The danger for me now was in thinking, for even one brief second, that the sparks and whoosh I’d felt today around Lincoln could lead to marking off that last box.

Just the idea of the twenty-nine-year-old president of the United States’ son wanting any kind of relationship with some twenty-three-year-old nobody was ridiculous. I wasn’t completely naïve. I’d seen the heat in his eyes when he’d looked at me, and I’d heard the sensual tone that had felt like a caress as he’d flirted his way out my door. But even if, by some magical miracle, those feelings could have possibly turned into something more, my witness-protection situation made it impossible to pursue.

I had to remain invisible. A nobody. A baker in a café no one really registered. And Lincoln was very much in the public eye. In fact, I was surprised it hadn’t been all over the media that he’d moved to Cherry Bay. Sooner or later, the paparazzi would track him down here. He’d be in the headlines again, especially with his dad’s election heating up.
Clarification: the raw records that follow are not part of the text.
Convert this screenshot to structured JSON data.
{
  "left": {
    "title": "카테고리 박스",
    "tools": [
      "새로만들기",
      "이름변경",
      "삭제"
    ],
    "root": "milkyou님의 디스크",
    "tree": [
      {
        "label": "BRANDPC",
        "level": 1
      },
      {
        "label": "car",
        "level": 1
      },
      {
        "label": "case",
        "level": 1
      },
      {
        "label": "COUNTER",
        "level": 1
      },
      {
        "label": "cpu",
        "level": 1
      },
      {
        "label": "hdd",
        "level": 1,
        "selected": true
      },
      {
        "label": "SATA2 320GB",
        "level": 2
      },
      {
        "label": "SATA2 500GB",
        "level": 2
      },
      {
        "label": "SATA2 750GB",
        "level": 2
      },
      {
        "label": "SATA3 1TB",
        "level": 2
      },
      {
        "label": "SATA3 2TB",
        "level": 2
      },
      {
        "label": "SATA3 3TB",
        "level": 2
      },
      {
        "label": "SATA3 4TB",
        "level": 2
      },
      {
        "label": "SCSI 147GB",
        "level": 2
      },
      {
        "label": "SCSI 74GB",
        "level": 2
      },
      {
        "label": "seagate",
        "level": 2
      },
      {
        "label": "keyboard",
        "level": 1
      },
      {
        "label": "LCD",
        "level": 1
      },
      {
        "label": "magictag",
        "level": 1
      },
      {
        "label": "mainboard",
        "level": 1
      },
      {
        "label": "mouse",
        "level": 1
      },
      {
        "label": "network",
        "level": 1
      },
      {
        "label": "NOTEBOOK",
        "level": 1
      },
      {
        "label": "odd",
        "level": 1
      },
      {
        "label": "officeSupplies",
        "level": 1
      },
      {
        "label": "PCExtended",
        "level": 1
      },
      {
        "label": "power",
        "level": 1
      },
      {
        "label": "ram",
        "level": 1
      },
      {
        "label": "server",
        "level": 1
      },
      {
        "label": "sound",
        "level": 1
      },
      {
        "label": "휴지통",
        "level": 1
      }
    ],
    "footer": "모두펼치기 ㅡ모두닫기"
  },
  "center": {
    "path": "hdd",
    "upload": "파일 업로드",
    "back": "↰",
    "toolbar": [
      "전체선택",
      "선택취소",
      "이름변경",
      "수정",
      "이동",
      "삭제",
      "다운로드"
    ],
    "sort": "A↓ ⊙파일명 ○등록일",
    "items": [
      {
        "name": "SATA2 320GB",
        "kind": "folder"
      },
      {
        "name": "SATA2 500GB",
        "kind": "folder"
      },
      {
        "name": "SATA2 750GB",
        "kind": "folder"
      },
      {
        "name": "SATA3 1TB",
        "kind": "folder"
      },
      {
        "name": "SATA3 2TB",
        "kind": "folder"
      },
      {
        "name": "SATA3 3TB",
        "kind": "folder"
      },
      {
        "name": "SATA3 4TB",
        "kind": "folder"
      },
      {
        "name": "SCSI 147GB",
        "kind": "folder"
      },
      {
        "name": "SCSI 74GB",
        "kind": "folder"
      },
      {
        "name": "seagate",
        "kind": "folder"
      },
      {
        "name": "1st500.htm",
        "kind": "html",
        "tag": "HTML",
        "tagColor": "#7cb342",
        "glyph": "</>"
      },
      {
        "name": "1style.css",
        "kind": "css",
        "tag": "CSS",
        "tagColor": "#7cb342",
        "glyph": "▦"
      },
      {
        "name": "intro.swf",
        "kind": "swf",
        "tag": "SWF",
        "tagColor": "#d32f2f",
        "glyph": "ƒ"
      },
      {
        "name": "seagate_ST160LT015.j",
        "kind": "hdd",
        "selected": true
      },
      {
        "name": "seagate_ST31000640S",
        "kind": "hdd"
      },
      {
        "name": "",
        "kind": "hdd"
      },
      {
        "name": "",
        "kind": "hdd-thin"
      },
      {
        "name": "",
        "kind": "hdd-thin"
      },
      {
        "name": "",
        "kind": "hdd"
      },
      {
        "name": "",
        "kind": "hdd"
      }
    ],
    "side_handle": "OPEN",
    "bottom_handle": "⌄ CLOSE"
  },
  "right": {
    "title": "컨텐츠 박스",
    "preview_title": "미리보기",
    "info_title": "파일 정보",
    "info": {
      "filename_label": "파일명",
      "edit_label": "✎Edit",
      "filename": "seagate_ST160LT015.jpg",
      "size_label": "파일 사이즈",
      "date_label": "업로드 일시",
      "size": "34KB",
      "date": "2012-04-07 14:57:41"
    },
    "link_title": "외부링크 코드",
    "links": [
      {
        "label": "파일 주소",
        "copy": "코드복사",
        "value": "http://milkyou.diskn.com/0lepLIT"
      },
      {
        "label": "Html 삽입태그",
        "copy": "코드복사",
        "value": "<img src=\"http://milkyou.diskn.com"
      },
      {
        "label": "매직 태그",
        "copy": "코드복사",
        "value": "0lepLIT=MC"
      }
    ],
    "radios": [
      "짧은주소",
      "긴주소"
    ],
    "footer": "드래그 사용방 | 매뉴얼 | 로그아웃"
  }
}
I let out a soft sigh, put the journal down, shut off the light, and sank down under the covers.

If Lincoln showed up at all in the morning, I’d let him walk me to work for a couple of mornings—for both our sakes. So he could sleep, and so I didn’t jump at every shadow. There’d be no need for him to walk me home when it was daylight, when there were plenty of people to help me if Poco did show up, but also plenty of people who might see us together. I couldn’t afford for someone to take a picture of the president’s son with me at his side and having them blast it all over the internet. But no onewould see us in the dead of the night. I rarely saw anyone on the street when I walked to work.